Mais qu'as-tu fais à la vie ou au ciel pour subir ça ? En réalité tu le sais, rien du tout. Mais ça te semble si injuste qu'il n'y ait pas de raison, personne sur qui rejeter la faute. Ce n'est qu'une lamentable maladie, il fallait bien que ça tombe sur quelqu'un. Eh non, ça n'arrive pas toujours qu'aux autres. Tu te mets à penser comme Calimero, mais personne n'ose te faire la remarque parce qu'ils savent combien c'est dur.
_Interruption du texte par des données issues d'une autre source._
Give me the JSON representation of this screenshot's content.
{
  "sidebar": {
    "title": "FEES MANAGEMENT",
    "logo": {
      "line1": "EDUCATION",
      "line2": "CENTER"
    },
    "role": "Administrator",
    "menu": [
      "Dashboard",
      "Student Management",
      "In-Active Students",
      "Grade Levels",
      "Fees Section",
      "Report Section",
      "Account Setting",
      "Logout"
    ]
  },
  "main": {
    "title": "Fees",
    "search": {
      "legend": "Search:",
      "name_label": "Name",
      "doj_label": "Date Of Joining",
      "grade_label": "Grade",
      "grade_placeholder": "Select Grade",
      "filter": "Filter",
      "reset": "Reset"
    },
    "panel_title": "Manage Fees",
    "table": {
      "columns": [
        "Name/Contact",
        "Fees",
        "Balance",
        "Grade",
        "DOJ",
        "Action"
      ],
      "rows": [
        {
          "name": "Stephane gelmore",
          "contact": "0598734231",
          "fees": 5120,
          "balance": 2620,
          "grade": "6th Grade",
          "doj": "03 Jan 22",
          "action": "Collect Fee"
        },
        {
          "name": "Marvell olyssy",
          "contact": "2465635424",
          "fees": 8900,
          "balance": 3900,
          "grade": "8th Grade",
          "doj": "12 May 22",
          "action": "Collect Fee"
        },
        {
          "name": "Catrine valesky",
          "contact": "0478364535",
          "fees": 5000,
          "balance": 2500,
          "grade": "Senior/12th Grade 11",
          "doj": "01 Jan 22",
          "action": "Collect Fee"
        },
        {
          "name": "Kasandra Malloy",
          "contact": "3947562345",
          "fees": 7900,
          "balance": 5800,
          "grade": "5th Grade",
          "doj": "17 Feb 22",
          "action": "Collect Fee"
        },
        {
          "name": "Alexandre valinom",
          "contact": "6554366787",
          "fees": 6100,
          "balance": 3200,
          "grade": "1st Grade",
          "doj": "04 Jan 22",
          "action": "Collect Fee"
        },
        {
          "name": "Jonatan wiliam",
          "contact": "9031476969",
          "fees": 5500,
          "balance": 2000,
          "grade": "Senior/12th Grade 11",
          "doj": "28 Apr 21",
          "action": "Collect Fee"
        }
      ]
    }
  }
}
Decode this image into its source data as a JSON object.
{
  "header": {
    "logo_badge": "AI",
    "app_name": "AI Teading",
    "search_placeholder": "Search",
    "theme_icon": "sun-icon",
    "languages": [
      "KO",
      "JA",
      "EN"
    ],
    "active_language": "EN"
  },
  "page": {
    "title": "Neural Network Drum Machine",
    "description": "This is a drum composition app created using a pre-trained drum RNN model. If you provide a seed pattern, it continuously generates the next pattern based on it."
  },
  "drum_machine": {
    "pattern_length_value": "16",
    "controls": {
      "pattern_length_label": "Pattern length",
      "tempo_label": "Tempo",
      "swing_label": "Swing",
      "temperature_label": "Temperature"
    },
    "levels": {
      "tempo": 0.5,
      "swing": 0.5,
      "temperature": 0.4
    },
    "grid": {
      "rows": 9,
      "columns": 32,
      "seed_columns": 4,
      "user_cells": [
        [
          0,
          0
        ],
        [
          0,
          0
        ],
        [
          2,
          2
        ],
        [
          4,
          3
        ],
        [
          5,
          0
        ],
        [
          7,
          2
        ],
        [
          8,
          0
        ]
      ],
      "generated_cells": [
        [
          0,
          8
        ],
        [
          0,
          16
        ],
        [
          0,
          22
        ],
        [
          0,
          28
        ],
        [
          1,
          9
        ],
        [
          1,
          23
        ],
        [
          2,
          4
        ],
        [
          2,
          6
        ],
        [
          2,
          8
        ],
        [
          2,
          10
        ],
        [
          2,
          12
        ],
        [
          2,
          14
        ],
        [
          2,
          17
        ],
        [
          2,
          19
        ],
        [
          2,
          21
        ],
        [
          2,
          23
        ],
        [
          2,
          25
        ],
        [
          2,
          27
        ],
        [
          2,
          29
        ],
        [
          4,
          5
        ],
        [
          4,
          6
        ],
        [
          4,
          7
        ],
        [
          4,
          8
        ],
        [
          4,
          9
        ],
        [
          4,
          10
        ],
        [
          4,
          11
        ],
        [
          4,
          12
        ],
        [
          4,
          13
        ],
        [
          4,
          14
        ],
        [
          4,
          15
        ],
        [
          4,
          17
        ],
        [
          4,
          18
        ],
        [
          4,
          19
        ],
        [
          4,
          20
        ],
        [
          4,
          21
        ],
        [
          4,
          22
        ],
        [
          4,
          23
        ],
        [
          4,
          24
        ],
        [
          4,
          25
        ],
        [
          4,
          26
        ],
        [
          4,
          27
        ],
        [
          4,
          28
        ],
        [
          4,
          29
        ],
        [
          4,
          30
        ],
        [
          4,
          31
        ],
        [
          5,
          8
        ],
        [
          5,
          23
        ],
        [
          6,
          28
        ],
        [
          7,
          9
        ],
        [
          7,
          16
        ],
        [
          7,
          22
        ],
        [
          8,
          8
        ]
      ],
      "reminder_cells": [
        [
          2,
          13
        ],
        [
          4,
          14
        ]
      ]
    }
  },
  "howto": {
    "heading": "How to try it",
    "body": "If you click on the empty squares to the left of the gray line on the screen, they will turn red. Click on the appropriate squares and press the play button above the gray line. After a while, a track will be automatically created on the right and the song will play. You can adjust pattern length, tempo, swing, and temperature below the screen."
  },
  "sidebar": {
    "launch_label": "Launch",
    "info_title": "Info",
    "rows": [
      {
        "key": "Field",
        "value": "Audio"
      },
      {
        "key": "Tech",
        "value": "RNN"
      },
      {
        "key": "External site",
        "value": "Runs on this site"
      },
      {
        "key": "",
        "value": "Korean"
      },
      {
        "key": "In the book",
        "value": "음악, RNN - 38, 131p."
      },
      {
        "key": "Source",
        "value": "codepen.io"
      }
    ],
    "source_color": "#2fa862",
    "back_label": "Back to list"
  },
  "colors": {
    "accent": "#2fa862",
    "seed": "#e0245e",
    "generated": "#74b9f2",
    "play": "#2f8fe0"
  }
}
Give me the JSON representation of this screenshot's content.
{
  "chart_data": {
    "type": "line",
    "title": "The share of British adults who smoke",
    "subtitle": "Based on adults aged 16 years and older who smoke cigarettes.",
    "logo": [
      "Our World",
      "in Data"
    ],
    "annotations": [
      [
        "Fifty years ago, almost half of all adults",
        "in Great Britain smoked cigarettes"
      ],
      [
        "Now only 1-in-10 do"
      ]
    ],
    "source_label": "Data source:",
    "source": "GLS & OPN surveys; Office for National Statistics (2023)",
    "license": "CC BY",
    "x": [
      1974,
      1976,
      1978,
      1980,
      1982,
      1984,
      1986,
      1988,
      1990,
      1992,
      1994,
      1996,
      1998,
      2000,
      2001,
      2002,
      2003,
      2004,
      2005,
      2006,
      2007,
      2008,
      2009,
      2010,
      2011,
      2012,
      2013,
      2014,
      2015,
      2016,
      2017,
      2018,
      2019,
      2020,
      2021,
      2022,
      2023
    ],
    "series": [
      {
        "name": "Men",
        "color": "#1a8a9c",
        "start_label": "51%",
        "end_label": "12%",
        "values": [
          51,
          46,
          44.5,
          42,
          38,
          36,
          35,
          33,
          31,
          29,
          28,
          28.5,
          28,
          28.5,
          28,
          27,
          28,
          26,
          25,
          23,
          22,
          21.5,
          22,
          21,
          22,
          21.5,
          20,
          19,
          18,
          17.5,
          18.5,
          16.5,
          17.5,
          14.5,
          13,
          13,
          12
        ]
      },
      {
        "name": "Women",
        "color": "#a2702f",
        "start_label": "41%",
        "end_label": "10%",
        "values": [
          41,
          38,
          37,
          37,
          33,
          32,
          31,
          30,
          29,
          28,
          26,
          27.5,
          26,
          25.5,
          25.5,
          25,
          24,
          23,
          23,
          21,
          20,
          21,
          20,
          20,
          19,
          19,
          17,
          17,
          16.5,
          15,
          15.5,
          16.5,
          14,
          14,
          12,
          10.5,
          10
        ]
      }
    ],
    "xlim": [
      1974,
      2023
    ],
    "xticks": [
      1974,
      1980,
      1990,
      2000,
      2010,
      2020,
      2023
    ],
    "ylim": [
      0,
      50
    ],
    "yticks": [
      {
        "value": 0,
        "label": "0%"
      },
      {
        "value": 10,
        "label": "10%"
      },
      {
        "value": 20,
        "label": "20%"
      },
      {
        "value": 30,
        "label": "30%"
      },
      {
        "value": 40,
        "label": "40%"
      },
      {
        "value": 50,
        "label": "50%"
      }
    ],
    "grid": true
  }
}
Le marteau et l'enclume ont cessé de résonner. Pour toujours, à jamais. Et tes pleurs n'y ont rien changé. Ça t'a juste un peu libérée, un peu soulagée, et t'a permis d'accepter ta triste réalité. Tu t'es créé ton monde à toi, en évitant de penser que tu ne pourras jamais plus parler ni chanter, ni écouter quoi que ce soit, aussi beau que ce soit. En te passionnant pour quelque chose de silencieux. Le dessin, la lecture, l'écriture, la contemplation de ce que tu peux voir, car il te reste tes yeux – n'est-ce pas ce que tu avais le plus peur de perdre ? Alors, tu regardes, plus attentivement que ceux qui ne se rendent pas compte de leur chance de posséder encore les cinq sens. En observant tous les détails de la fleur, les ombres et les lumières, les reflets, les nuances, et tu dessines ce que tu voies. Personne ne viendra plus jamais troubler cette paix que tu trouvais dans le silence, et que tu trouves toujours auprès de la nature, même si tu as oublié le chant des oiseaux dans les arbres et le bruit du vent dans les branches.